Irish author Lynch has mastered the art of capturing his characters' anguish, and there is an enigmatic lyricism to his storytelling.

Bolivar is a weather-worn fisherman with years of hard-won experience behind him. His leathered and wrinkled face, along with his toughened and calloused hands, are merely reflections of his gruff, hardened nature. The teenage Hector is yet to earn his sea legs. Despite Bolivar’s instant disdain for the inexperienced, scrawny youth, he convinces Hector to join him on his fishing vessel for a fair share of Bolivar's take-home pay. It's a sweet temptation for a young greenhorn.

Bolivar and Hector set forth to open water to cast their nets as other boats are returning to port in anticipation of foul weather. As the storm begins to rage, Hector freezes, but the experienced Bolivar is in no doubt this is one of the many tantrums the sea has thrown at him. It will be one of the many he has ridden out and conquered. Tomorrow he will laugh about how scared the youth was, tomorrow he will be is in Rosa’s bar laughing about the whole affair. This assumption made by the headstrong Bolivar, however, is entirely incorrect.

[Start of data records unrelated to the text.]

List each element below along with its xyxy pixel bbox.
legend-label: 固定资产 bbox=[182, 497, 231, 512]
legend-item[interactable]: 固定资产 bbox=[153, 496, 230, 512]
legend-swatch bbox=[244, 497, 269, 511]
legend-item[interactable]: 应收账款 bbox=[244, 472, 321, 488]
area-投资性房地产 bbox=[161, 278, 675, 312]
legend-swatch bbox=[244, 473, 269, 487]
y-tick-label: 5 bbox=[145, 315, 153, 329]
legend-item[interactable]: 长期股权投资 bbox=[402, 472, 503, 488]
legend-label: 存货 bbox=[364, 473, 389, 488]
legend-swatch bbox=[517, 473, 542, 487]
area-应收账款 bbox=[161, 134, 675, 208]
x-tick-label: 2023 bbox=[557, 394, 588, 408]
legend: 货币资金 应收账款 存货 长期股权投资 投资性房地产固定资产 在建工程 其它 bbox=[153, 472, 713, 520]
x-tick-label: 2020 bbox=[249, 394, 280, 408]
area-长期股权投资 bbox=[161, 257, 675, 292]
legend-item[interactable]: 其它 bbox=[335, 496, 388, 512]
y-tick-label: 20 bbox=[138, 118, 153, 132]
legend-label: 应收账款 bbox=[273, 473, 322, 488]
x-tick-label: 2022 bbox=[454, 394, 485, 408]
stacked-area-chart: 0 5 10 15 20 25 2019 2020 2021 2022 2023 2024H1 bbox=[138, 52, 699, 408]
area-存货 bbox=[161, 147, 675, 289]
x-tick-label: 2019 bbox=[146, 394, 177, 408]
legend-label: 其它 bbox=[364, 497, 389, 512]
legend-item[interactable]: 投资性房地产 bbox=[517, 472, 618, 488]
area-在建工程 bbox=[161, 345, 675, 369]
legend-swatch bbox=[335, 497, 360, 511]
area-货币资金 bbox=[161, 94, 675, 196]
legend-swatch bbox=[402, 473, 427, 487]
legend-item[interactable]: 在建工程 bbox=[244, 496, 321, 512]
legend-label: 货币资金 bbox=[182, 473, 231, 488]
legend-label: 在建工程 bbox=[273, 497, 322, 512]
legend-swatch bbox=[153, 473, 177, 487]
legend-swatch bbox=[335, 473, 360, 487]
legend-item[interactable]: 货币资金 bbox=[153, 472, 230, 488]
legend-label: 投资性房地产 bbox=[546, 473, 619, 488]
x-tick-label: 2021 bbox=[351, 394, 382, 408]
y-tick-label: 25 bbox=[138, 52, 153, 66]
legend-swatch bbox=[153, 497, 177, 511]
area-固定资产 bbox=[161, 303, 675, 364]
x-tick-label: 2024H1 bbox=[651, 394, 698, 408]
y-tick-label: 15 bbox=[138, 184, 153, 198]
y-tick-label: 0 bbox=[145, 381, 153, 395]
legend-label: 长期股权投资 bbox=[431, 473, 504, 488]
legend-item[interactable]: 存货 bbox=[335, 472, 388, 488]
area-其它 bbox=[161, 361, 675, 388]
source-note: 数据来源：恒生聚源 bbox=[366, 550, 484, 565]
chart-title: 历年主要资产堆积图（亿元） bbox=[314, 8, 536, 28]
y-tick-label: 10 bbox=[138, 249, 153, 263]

The storm engulfs the fishing vessel, destroys the fishermen’s motor and communication equipment and soon the pair are left afloat and abandoned on the Pacific Ocean. Starvation, sunburn, dehydration and madness are their lot. They are not the men they once were on the outside, or more significantly who they thought they were on the inside.

As the days roll into one another, Bolivar reflects on his sinfulness. Against the backdrop of a blazing red-hot sunset and ominous everlasting night, he holds court within himself. What type of man is he? Is this what he deserves? What could he have made of his past life? His past actions reverberate through him a thousand times over.

Lynch triumphed with Grace, his penultimate, Famine-themed novel and he does so again with Beyond the Sea. The story is fantastically written, a truly magnificent portrayal of the gritty battle between despair and hope. What choice is there but to give in to hope or despair? Are the pair fated to be damned or saved?

You’ll have to read the book to find out.